Hello @Ford,
Thank you for confirming this is a valuable feature request and for forwarding it to the team. I’m happy to provide more context on why this functionality is important to my workflow.
Why this feature is important to me (the ‘why’):
Currently, I’m using Roboflow for a project involving food item recognition. Besides identifying the brand of the item (which I’m doing via annotation classes), I also need to categorize each image by its specific flavor profiles (e.g., ‘chocolate’, ‘vanilla’, ‘spicy’, ‘original’, etc.). The image-level tagging feature in Roboflow is perfectly suited for this, as a single image can have multiple flavor tags, and these tags describe the image as a whole, not just a specific object bounding box.
The challenge arises when I need to analyze my dataset. I require a comprehensive CSV output that includes:
- The
filename
- The
brand name(s)
(from object detection classes)
- The
flavor tag(s)
(from image-level tags)
Without a direct way to export image-level tags, I’m left with a critical gap in my dataset analysis.
What exactly I’m trying to accomplish (the ‘what’):
I’m trying to create a unified dataset manifest. This single CSV file would serve as my master record for all images, allowing me to quickly see:
- Which brands are present in an image.
- Which flavors are associated with that image.
- This combined information is essential for downstream tasks like:
- Data exploration and quality control: Easily auditing my dataset to ensure all relevant information (brand and flavor) is captured for each image.
- External analysis: Performing analytics on the combined brand and flavor distribution across my entire dataset using tools outside of Roboflow.
- Reporting: Generating comprehensive reports that include both object-level classifications and image-level attributes.

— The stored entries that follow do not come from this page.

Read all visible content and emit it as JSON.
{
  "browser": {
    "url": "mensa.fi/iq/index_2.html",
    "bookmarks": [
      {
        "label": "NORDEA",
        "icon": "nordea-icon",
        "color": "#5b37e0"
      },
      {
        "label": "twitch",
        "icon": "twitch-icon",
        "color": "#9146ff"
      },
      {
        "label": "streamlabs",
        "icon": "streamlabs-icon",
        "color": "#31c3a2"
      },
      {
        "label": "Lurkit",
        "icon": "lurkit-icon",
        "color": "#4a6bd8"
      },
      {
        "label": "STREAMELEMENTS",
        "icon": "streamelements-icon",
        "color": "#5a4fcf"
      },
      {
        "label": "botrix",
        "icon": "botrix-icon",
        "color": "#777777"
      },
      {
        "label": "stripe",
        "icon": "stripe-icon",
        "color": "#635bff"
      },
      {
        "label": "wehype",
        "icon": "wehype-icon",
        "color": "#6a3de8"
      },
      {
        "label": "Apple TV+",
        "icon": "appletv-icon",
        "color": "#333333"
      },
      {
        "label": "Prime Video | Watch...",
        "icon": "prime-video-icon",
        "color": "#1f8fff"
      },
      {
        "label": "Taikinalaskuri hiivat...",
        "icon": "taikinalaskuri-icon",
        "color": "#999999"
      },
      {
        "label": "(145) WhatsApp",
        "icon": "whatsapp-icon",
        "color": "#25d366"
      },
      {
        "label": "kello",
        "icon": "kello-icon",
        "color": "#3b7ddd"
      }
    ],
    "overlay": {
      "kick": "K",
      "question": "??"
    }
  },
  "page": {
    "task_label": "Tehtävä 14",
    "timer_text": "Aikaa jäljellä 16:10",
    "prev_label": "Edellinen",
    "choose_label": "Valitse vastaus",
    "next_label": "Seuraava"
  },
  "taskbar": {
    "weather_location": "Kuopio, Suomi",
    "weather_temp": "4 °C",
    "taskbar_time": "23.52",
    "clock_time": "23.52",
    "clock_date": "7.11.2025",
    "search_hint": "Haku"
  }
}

How it would improve my experience with Roboflow (the ‘how it helps’):
- Streamlined Workflow: Currently, I have to manually manage this data or develop custom scripts to combine multiple exports. Having a direct export for image-level tags would eliminate this time-consuming, error-prone manual step.

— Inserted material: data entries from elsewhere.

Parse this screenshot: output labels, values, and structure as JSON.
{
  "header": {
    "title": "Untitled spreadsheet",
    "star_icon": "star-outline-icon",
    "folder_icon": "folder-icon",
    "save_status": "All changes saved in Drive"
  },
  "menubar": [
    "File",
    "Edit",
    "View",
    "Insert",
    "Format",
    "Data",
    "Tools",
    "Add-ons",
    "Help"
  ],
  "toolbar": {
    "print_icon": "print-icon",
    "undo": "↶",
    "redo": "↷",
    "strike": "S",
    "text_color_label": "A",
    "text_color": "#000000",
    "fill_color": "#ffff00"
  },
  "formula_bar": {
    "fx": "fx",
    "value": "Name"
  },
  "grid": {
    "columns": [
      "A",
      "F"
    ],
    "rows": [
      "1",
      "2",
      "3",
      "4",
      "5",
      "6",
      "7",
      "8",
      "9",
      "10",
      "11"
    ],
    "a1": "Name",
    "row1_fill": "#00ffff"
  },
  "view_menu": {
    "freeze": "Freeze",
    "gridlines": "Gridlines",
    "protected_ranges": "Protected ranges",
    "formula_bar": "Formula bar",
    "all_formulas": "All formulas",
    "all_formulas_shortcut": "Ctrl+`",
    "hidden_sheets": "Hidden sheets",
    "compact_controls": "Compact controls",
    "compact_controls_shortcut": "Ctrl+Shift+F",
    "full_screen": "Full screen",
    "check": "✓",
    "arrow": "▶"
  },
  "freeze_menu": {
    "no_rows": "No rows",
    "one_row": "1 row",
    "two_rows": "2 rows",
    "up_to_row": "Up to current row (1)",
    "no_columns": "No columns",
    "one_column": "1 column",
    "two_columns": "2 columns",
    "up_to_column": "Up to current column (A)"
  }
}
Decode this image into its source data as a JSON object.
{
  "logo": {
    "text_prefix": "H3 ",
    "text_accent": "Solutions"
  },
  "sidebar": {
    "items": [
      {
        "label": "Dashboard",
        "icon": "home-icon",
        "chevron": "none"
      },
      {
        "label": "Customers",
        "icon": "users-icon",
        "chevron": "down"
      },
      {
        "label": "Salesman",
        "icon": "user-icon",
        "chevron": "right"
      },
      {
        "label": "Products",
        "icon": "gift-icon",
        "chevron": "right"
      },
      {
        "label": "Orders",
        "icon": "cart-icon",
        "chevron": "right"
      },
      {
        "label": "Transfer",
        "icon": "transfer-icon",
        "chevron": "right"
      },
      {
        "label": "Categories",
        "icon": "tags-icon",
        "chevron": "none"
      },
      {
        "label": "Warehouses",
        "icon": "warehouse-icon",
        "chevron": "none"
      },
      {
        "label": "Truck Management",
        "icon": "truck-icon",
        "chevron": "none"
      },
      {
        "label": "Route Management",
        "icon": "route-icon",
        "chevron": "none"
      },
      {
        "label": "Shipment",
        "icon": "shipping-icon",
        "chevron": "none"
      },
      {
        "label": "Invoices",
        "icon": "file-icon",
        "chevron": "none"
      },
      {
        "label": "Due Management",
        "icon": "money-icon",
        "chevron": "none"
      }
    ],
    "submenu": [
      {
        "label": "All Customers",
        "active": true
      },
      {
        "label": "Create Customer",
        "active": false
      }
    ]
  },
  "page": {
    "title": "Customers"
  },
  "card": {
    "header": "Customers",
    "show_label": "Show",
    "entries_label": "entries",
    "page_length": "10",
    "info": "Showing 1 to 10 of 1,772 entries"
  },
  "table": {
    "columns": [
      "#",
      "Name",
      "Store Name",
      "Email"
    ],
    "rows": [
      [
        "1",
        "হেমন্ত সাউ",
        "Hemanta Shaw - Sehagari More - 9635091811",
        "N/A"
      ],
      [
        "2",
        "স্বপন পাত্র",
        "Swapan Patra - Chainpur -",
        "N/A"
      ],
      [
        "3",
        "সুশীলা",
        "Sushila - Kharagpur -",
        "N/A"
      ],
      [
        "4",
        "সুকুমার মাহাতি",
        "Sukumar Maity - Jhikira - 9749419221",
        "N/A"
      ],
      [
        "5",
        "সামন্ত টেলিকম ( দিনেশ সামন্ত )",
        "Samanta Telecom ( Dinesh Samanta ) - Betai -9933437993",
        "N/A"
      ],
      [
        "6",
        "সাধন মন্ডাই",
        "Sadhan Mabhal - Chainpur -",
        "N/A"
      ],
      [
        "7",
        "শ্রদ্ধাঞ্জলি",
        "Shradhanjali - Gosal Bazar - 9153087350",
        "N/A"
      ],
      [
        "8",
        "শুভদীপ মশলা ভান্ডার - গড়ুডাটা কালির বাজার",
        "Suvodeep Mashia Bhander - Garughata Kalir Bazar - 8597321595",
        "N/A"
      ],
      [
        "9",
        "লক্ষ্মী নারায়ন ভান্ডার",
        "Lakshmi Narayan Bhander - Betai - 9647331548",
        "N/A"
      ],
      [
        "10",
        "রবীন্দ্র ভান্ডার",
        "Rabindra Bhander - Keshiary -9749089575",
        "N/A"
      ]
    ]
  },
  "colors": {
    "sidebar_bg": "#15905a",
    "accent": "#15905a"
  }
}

- Data Integrity: A direct export ensures that the tags I apply in Roboflow are readily accessible for my analysis without needing complex data merging, reducing the risk of discrepancies.
- Full Utilization of Roboflow Features: It allows me to fully leverage the robust tagging feature for dataset organization and metadata, knowing that this information is easily extractable for my specific analytical needs. It makes the tagging feature much more powerful for data management.
Screenshot:
Final Solution as I was searching for:
While I await potential future developments from Roboflow, I wanted to let you know that I have developed a custom Streamlit application to address this exact problem for my current needs.
This app allows me to generate the combined CSV output I require by leveraging Roboflow’s existing export formats.
App Link: https://brand-flavor-dataextractor-roboflow.streamlit.app
Here’s a brief explanation of how my app works:
-
Input: My Streamlit app takes the COCO JSON export directly from my Roboflow Object Detection project as input. This JSON file contains all the necessary annotation data (filenames, bounding boxes, and class names for my brands).
-
Processing:
- The app parses this COCO JSON to extract the
filename
and associated class name(s)
(my brand names) for each image.
- Crucially, for the image-level tags (flavors), the app expects these to be present within the
image
objects in the COCO JSON metadata. While not explicitly part of the standard COCO annotation, Roboflow often embeds additional image metadata (like source file names, tags, etc.) in the images
section of the COCO JSON. My app specifically looks for these tag-related fields.
- It then combines this extracted information, mapping each image to its detected brand classes and its assigned flavor tags.
- Output: The app generates a clean CSV file in my desired format:
FileName | Brand Name(s) | Flavor Tag(s)
.
This custom solution helps me bridge the current gap, allowing me to fully utilize both my object detection annotations and my image-level tags for my analysis and reporting.
I hope this provides further insight into the importance and utility of this feature.
Thank you for your continued support!